In the 2008 Summer Olympics in Beijing, Meghan Kinney served as an alternate for the USA synchronized swimming team, where the women ended up placing ninth. While continuing to swim, she began feeling a nagging pain behind her knee that she chalked up to tendonitis, reported the National Gypsum. While on a flight to China for the World Cup, her knee had begun to swell. Despite this, Kinney went on to compete, where the team took sixth place. It would not be until October 2010, when Kinney was diagnosed with a rare bone cancer called osteosarcoma. That year, she spent around 100 days in the hospital undergoing treatment. In July 2016, after completing all of her treatment, Kinney’s tests came back cancer-free.
After becoming critically ill with pneumonia in Maine while touring for a show, the Canadian Olympic figure skater Robert McCall was diagnosed with AIDS, reported The New York Times. Upon learning of his diagnosis, McCall kept his AIDS status a secret, so that he could continue to skate in the United States. During this time, the United States had the most restrictive immigration and customs policies worldwide, barring individuals with AIDS, according to the Times. Furthermore, admitting diagnoses brought the strong possibility of losing endorsements from sponsors, and more difficulty crossing border for competitions.

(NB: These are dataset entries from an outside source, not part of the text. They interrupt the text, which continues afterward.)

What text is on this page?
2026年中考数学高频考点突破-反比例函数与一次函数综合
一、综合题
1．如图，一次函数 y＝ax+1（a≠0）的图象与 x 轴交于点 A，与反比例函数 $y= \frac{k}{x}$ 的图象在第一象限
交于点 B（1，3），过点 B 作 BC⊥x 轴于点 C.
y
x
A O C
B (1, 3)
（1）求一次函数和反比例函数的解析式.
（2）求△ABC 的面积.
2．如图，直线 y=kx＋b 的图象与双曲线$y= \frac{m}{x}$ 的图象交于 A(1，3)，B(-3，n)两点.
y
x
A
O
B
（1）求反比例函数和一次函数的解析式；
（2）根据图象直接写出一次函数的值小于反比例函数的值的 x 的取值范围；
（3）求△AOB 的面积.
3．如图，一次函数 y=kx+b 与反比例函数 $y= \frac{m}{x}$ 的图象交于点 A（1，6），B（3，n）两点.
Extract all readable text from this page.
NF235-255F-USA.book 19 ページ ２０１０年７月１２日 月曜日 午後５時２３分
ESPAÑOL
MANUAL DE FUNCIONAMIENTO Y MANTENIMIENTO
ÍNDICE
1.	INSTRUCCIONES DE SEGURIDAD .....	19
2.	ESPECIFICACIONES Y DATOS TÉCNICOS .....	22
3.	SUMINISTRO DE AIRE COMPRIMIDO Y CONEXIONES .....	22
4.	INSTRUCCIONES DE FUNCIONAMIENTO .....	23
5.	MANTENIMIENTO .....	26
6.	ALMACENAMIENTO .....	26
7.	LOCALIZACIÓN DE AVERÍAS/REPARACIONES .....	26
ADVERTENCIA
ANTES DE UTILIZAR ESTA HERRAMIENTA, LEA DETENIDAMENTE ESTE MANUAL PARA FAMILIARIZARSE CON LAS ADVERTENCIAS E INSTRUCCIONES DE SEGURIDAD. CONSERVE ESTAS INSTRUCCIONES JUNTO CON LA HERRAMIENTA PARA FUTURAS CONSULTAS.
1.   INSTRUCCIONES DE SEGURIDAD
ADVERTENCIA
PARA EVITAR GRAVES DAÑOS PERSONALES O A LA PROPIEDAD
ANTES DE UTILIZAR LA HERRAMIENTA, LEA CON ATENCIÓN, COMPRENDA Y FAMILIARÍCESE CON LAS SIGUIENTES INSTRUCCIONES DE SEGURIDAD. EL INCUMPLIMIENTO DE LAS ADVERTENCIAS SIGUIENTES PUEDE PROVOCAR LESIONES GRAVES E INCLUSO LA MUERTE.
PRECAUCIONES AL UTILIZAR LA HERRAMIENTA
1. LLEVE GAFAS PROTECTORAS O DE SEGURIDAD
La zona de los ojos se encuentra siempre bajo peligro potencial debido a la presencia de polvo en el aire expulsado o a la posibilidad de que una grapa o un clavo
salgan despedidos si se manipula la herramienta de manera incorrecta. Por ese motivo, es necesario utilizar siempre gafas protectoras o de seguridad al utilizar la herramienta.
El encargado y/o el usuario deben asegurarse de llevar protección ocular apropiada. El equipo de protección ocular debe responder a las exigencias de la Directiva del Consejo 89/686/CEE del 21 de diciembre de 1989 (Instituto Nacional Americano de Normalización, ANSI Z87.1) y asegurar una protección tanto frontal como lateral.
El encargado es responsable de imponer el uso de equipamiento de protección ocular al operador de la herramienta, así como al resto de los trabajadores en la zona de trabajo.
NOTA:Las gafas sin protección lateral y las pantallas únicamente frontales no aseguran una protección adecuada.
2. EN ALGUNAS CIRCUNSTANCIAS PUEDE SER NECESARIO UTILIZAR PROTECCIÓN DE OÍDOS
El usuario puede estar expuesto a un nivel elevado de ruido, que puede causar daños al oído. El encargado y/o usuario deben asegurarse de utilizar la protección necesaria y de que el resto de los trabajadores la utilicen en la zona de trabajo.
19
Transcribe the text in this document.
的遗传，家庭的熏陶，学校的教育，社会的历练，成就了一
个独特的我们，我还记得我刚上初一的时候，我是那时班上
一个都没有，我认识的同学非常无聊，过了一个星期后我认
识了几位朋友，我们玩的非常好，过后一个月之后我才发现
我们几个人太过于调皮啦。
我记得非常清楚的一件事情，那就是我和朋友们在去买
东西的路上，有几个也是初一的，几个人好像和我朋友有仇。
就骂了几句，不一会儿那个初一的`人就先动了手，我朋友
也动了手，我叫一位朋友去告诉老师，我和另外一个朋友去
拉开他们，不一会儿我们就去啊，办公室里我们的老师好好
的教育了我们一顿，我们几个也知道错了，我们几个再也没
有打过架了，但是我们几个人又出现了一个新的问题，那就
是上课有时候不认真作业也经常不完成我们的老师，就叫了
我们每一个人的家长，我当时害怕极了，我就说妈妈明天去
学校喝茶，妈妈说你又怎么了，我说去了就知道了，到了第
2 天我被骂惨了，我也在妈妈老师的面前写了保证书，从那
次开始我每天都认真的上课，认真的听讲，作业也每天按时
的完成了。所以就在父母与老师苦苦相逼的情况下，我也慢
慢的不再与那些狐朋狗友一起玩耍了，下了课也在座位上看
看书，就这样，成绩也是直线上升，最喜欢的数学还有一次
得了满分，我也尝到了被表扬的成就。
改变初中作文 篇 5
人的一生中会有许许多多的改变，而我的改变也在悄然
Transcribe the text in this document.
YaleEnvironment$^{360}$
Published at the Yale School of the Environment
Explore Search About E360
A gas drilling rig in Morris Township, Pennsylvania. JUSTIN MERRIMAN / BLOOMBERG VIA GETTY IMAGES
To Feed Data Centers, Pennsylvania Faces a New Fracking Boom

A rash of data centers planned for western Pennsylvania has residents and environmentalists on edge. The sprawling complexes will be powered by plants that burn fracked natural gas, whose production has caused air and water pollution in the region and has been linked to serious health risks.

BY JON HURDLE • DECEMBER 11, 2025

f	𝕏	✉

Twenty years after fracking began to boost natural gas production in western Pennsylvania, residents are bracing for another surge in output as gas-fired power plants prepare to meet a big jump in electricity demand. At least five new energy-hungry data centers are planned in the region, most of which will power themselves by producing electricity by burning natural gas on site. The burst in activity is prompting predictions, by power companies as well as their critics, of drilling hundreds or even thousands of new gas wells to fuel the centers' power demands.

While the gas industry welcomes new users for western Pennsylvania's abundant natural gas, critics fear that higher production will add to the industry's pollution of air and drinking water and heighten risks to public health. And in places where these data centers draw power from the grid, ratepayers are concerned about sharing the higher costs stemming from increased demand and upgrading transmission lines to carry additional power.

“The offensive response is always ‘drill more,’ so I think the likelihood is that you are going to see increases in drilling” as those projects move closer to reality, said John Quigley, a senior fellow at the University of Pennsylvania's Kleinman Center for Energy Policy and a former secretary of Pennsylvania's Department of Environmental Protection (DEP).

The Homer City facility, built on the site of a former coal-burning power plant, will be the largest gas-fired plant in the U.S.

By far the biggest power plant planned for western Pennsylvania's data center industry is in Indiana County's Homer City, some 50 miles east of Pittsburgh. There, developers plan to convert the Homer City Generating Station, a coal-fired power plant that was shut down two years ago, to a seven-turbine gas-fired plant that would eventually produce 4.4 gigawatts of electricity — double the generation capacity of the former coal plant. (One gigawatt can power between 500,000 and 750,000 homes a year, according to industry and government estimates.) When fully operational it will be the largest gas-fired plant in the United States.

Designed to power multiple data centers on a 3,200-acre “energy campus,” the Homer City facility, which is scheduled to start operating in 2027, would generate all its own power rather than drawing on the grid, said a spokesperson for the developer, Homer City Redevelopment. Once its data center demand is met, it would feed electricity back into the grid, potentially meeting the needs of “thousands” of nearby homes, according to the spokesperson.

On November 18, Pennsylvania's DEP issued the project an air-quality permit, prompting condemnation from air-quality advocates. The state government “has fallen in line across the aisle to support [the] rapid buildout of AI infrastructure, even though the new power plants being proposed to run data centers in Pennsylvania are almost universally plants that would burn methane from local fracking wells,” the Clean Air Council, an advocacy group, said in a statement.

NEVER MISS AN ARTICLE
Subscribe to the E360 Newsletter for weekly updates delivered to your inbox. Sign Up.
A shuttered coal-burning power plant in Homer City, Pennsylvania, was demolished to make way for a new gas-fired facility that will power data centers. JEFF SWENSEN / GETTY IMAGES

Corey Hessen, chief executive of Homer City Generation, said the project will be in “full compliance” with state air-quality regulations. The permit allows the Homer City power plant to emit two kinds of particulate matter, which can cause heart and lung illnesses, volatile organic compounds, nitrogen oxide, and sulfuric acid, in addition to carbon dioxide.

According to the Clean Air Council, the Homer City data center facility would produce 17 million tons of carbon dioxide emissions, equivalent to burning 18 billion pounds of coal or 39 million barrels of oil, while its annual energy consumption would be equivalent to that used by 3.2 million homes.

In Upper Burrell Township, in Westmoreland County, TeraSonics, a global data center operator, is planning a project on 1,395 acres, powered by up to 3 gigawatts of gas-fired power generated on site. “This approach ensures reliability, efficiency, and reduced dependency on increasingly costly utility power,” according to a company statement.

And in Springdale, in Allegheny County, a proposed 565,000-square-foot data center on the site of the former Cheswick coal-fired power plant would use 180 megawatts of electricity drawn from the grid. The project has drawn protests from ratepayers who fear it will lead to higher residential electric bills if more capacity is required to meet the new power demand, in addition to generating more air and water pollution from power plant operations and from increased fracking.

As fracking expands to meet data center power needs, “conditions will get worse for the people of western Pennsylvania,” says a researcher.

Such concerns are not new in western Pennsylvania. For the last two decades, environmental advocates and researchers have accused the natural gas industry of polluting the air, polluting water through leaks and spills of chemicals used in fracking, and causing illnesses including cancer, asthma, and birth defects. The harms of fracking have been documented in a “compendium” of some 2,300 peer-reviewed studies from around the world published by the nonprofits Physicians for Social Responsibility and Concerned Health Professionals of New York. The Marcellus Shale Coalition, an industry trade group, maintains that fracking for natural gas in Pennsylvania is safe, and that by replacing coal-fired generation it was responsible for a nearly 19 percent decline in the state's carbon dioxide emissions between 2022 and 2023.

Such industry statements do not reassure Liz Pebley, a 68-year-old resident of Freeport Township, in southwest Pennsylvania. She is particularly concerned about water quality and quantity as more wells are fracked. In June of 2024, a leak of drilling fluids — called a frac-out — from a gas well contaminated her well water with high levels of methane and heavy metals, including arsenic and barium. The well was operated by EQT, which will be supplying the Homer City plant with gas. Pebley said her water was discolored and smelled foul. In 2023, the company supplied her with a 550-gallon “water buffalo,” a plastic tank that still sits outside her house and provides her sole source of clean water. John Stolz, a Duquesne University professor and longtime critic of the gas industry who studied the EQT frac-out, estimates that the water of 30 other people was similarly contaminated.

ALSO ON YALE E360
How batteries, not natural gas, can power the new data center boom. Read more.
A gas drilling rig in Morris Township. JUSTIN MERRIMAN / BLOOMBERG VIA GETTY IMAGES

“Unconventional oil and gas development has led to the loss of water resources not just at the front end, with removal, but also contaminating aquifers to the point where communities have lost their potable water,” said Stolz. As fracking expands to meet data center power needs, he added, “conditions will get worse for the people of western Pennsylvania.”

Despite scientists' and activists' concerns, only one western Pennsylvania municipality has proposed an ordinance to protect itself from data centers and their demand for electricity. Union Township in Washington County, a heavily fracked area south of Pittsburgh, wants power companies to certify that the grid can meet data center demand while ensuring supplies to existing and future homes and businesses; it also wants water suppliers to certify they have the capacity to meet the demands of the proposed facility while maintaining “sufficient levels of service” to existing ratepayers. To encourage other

McCall first went to the Winter Olympics in 1984, where he placed eighth, and again in 1988, where he won the bronze medal. During that same year, he began to skate professionally, touring with Stars On Ice, and winning the World Professional Figure Skating Championships in 1989.
Unfortunately, McCall’s health continued to deteriorate and died in November 1991 at the age of 33 from AIDS-related brain cancer. “Rob’s death was the first time an Olympian passed away from AIDS,” 2-time Olympic silver medalist, Brain Orser told The Times in 1992. “It was important, and it’s a cause worthy of exposure.”